This has turned out to be quite a week of flying pigs! NASA/GISS has released the source code for their global temperature data aggregation – something that many climatologists and many anthropogenic global warming skeptics have been demanding for years. Jim Hansen, the GISS chief scientist (don't even think about getting between him and a liberal reporter), noted the release in a particularly grumpy ungracious email – he really does act more like royalty than he does a scientist…
I found two good posts about this release: one on Climate Skeptic (a new blog dedicated to anthropogenic global warming skepticism, written by the same guy who writes CoyoteBlog), and one on Steve McIntyre's excellent Climate Audit site. Steve is the ‘amateur’ climatologist who's been asking tough questions for the past couple of years – and getting mostly incoherent anger from the likes of Jim Hansen as a result. To me, Steve is the epitome of a professional scientist. Jim (how dare you question me!) Hansen, on the other hand, dishonors his profession on a regular basis by displaying exactly those attitudes and behaviors that are supposed to be avoided by scientists: opacity (e.g., the secret data “adjustment” methodologies), intolerance of debate, and a reliance on faith instead of reproducible experiments and verifiable facts.

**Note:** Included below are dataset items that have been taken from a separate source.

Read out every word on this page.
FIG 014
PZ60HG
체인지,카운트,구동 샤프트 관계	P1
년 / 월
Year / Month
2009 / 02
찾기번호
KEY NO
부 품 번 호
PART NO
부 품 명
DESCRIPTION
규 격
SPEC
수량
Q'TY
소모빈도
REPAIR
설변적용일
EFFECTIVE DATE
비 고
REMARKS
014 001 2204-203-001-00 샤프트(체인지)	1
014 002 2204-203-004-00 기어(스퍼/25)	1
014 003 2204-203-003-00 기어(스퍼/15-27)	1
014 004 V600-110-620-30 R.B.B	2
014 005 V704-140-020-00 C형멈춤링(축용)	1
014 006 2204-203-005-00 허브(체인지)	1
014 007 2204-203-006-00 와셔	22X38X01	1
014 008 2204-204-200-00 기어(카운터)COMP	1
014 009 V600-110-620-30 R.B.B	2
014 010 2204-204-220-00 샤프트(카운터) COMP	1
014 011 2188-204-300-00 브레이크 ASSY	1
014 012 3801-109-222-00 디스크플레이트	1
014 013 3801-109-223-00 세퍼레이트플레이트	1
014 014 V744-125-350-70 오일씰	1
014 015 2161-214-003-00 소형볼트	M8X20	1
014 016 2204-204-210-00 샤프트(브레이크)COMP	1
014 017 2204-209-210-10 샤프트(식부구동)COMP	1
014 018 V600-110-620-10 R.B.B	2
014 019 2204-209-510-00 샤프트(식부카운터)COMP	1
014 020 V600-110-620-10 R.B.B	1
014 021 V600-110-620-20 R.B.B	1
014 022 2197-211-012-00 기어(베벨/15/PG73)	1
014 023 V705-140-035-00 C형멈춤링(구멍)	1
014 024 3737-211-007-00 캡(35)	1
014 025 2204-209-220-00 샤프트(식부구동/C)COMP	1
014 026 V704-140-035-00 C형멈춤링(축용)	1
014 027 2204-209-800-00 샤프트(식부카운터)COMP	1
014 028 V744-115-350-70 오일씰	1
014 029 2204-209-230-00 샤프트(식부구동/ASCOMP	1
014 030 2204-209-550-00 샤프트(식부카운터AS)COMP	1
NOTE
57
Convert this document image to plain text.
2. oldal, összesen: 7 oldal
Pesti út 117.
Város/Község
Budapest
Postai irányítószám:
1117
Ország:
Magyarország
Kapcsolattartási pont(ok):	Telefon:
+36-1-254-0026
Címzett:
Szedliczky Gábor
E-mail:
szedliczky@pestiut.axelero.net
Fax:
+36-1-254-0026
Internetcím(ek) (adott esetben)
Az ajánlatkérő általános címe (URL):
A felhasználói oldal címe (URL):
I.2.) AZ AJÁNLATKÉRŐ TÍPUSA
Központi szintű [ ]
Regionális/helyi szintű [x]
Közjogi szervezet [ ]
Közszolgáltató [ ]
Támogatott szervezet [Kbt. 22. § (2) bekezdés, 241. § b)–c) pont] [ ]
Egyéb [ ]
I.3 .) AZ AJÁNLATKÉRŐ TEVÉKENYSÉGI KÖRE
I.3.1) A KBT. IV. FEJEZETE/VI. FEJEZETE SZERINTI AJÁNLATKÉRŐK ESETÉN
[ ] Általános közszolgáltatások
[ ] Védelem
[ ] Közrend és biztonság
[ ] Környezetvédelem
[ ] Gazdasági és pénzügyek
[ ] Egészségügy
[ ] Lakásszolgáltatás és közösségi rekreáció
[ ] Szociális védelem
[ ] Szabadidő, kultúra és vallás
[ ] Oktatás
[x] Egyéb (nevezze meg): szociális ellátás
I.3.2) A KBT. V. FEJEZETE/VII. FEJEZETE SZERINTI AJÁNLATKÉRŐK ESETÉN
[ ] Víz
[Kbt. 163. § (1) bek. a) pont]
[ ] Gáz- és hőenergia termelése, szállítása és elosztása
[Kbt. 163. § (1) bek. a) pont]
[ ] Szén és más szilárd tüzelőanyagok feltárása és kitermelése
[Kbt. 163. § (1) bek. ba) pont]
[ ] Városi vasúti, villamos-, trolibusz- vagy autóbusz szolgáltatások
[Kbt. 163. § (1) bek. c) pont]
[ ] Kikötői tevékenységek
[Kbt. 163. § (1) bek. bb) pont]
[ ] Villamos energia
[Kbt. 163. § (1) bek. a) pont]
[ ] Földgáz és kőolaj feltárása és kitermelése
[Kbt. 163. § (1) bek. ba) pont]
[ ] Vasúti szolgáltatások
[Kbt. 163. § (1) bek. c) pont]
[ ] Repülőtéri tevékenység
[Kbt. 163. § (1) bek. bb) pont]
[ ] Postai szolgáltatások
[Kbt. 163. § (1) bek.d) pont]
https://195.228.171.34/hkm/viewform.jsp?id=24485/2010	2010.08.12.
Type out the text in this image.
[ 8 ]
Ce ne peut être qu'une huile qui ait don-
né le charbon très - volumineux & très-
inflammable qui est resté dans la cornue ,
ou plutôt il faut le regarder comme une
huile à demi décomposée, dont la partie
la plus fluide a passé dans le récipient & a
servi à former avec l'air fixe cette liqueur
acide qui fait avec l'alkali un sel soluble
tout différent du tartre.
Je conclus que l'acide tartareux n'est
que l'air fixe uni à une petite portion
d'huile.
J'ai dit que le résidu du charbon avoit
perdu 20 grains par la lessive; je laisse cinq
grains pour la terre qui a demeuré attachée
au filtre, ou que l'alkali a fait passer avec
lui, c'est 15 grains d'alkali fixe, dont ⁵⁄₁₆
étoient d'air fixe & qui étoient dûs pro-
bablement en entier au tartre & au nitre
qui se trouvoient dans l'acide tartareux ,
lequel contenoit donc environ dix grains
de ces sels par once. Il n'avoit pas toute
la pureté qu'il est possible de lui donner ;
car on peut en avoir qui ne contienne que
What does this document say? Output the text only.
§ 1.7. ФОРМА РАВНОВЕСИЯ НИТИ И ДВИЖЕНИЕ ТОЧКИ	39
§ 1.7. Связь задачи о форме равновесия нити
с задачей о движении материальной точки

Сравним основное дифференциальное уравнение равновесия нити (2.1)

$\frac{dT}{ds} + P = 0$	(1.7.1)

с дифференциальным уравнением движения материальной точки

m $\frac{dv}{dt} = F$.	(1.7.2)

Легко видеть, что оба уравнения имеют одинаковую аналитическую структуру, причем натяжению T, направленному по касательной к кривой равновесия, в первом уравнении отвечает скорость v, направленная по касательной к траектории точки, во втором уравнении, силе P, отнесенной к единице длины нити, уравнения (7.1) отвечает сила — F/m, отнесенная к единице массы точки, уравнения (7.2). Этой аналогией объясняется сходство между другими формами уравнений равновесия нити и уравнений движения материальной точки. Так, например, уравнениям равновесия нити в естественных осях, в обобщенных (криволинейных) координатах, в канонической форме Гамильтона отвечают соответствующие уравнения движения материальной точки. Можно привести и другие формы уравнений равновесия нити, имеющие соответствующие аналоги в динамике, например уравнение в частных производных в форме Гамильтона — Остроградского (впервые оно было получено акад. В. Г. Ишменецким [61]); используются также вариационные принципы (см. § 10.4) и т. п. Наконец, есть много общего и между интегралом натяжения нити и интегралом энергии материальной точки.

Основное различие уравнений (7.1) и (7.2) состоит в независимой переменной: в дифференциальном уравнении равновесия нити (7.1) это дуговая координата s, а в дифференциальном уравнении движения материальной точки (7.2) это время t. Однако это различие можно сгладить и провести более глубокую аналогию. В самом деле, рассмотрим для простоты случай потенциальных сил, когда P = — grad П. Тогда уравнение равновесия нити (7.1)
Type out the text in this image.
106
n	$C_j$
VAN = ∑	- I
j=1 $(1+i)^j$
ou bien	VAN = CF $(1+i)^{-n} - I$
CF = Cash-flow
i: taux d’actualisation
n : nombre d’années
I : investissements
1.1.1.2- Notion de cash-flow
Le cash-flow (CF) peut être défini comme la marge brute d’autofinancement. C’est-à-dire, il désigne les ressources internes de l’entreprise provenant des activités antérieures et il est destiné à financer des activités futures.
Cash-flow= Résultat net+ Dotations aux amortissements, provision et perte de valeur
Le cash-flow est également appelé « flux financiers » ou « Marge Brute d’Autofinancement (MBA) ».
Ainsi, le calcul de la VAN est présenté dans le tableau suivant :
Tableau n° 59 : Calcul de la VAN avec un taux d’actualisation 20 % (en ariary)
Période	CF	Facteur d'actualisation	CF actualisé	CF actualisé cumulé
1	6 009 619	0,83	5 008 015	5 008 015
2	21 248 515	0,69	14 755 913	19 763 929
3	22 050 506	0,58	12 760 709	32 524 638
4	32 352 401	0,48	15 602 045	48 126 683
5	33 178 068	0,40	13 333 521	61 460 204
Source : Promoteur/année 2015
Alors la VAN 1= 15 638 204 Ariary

The just-released data and programs are available at this link on NASA's site. I took a quick look through them; nothing exhaustive. It's a mish-mash of Python, Fortran, C, and shell scripts; from this software engineer's perspective it looks like something cobbled together by a convention of drunken chimps. My starting assumption, were I to review this in detail, would be that it is badly broken. The challenge would be to prove that assumption wrong, and my guess is that it would be a daunting challenge. I'll let someone else tackle that one!